Two years ago even Check Point Software acquired an Israel-based company Lacoon Mobile Security, which uses AI in a big way. Lacoon not only provides the most comprehensive solution for iOS and Android but also delivers real-time mobile security and intelligence to an organization’s existing security and mobility infrastructures. Its patented technology detects device, application and in-network threats that others may have missed and quantified the risks and vulnerabilities that BYOD exposes to the enterprise.

US-based start up Jask helps users monitor networks end-to-end, using advanced AI to surface and triage the most relevant attacks while providing a clear picture of the attack surface. With instantaneous, deep knowledge about attacks, analysts can make decisions with more confidence and speed.

Yet another UK-based start-up Status Today has developed technology, which, by using Machine Learning techniques and Organizational Human Behavior, detects possible malicious behavior, no matter how big or small it is. The system doesn’t intercept data or intrude in the network, which might decrease the performance, but instead, uses a passive monitoring approach that sits behind the scene.

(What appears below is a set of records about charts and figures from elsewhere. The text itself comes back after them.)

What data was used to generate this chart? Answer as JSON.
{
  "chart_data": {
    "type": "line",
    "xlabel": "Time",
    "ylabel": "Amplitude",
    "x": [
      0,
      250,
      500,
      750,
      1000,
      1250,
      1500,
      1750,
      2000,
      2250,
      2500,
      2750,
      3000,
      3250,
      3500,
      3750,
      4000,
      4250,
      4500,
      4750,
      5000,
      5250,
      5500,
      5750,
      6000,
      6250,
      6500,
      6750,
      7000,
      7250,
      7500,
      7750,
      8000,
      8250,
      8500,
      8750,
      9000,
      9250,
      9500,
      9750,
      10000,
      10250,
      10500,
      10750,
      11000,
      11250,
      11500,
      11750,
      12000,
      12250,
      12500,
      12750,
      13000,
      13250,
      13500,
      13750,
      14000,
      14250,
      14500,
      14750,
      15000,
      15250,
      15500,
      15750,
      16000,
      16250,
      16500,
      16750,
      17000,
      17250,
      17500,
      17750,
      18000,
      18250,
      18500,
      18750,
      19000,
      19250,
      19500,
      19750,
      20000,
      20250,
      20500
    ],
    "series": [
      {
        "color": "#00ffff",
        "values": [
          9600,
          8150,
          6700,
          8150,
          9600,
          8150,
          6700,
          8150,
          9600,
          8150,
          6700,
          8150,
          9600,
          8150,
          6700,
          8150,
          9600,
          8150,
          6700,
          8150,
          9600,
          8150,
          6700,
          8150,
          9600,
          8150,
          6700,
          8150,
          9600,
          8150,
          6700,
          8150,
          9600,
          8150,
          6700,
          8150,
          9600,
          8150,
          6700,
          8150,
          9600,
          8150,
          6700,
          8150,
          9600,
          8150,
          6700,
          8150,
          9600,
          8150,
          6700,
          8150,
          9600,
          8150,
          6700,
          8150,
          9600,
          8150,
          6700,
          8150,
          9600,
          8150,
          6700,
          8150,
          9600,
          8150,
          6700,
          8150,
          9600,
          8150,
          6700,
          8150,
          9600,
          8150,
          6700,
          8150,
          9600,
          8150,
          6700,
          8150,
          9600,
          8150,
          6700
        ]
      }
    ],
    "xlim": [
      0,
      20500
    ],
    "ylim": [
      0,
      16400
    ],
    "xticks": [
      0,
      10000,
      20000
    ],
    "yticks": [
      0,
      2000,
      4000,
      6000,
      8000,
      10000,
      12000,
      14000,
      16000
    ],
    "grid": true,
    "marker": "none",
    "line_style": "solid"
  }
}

A Germany-based start up Neokami is leveraging breakthroughs in Artificial Intelligence. Neokami’s CyberVault enables companies to discover, secure and govern sensitive data in the cloud, on premise, or across their physical assets.

Yet another emerging cyber security player Dark Trace uses AI to spot and prevent cyber crime before they actually take place. Darktrace’s Enterprise Immune System uses AI algorithms that mimic the human immune system to defend enterprise networks of all types and sizes. Its self-learning approach is the first non-consumer application of machine learning to work at scale, across all network types, from physical, virtualized, and cloud, through to IoT and industrial control systems.

The above listed AI-based security technologies, which emerged only in the recent years show a promising future wherein the integration of AI into the security systems can be of great benefit.

The developments taking place in the AI space can surely provide new tools for the threat hunters. It surely holds a promise for helping organizations protect both devices and networks even before a human being can detect or classify them.

Hal Lonas, CTO of Webroot says, “Machine learning techniques such as unsupervised learning and continuous retraining can keep us ahead of the cyber criminals.”